Abstract: This QuotationTool can be used to extract quotes from a text. In addition to extracting the quotes, the tool also provides information about who the speakers are, the location of the quotes (and the speakers) within the text, the identified named entities, etc., which can be useful for your text analysis.
This tool has been designed for use with minimal setup from users. You are able to run it in the cloud and any dependencies with other packages will be installed for you automatically. In order to launch and use the tool, you just need to click the below icon.
- This is the preferred link, CILogon authentication is required where you can sign in with your institutional logon or Google/Microsoft account.
If you are unable to access the tool via the first link above, then use the second link below. This is the free version of Binder, with less CPU and memory capacity (up to 2GB only).
Note: this may take a few minutes to launch as Binder needs to install the dependencies for the tool.
If you know your way around the command line and are comfortable installing software, you might want to set up your own computer to run this notebook.
Firstly, you need to install the Anaconda Python distribution (You may also need to install Git if you are on Windows). Then, open your terminal (on MacOS) or your Git command line (on Windows) and follow the below steps to set up an environment with all the required packages:
- Clone the repository: git clone https://github.com/Australian-Text-Analytics-Platform/quotation-tool
- Change to the 'quote_tool' directory: cd quote_tool
- Create the environment: conda env create -f environment.yml
- Activate the environment: conda activate quote_tool
- Run Jupyter notebook: jupyter notebook quote_extractor_notebook.ipynb
Using this tool, you can extract quotes directly from a text file (or a number of text files). Alternatively, you can also extract quotes from a text column inside your excel spreadsheet. You just need to upload your files (.txt, .xlsx or .csv) and access them via the Notebook.
Note: If you have a large number of text files (more than 10MB in total), we suggest you compress (zip) them and upload the zip file instead. If you need assistance on how to compress your file, please check the user guide.
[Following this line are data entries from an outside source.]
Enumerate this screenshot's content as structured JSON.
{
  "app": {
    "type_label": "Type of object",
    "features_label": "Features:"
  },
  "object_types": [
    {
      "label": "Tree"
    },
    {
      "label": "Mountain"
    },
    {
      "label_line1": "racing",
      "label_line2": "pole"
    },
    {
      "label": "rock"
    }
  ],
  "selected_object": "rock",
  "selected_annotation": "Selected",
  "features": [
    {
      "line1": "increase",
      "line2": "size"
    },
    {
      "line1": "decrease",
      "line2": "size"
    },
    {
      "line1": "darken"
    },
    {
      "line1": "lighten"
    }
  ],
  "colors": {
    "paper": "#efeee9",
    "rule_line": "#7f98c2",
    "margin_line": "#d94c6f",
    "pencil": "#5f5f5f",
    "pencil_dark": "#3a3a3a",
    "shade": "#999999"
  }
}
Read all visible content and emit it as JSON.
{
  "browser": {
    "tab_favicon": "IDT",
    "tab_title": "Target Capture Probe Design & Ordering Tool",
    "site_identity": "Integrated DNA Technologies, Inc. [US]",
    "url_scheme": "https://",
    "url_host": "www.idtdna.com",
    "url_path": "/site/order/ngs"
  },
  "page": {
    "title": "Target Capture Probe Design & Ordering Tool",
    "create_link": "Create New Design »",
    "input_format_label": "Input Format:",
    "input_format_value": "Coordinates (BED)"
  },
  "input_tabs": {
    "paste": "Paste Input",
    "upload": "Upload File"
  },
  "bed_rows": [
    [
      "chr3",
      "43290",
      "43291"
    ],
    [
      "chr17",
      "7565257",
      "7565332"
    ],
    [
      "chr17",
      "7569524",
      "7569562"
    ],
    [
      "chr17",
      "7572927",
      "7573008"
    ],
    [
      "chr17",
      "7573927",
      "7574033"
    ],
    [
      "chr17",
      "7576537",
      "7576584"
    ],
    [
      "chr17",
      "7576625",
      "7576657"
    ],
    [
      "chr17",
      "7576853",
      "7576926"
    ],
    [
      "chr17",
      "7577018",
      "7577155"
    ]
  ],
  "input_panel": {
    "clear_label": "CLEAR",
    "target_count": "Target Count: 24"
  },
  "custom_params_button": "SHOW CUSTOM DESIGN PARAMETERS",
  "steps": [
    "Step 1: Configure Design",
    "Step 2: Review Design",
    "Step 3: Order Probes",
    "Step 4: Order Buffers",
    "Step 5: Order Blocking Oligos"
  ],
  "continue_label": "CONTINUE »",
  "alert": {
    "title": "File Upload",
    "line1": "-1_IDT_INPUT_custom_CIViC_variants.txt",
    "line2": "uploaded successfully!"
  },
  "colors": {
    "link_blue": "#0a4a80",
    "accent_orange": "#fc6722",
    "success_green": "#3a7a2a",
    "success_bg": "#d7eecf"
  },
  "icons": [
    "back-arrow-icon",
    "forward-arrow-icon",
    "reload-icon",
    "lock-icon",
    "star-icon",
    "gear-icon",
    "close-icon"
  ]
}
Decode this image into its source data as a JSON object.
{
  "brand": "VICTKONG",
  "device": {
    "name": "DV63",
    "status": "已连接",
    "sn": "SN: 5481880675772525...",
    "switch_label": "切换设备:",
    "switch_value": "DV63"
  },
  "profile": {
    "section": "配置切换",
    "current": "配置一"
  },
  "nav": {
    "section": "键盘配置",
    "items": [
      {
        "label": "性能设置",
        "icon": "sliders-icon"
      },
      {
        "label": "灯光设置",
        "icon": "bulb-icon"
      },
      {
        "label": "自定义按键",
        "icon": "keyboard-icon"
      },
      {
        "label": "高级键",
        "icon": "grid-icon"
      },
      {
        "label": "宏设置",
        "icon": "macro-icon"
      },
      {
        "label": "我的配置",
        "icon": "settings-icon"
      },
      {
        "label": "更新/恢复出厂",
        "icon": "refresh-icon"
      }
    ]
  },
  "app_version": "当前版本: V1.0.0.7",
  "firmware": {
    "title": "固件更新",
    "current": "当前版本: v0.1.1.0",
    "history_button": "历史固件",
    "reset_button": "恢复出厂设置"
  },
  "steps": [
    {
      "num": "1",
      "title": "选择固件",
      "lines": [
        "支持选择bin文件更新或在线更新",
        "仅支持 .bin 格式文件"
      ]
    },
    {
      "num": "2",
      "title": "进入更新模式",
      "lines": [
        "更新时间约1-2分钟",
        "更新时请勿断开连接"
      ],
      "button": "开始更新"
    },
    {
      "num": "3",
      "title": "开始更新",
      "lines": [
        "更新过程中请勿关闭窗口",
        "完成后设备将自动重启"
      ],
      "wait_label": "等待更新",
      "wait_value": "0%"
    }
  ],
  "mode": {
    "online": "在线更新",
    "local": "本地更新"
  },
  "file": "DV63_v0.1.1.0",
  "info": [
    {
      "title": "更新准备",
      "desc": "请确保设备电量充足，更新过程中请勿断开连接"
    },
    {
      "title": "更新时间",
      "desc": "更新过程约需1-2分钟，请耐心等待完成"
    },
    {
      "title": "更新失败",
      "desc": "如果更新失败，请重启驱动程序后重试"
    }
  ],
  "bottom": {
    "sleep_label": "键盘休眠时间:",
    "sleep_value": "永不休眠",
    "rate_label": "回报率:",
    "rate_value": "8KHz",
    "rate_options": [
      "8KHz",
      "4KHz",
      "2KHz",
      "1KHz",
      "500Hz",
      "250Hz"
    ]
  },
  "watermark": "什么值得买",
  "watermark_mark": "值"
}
Once your files have been uploaded, you can use the QuotationTool to extract quotes from the text. The quotes, along with their metadata, will be stored in a table format inside a pandas dataframe.
Additionally, using the interactive tool, you can display the text, along with the extracted quotes, speakers and named entities, on the Notebook for further analysis.
This code has been adapted (with permission) from the GenderGapTracker GitHub page and modified to run on a Jupyter Notebook. The quotation tool’s accuracy rate is evaluated in this article.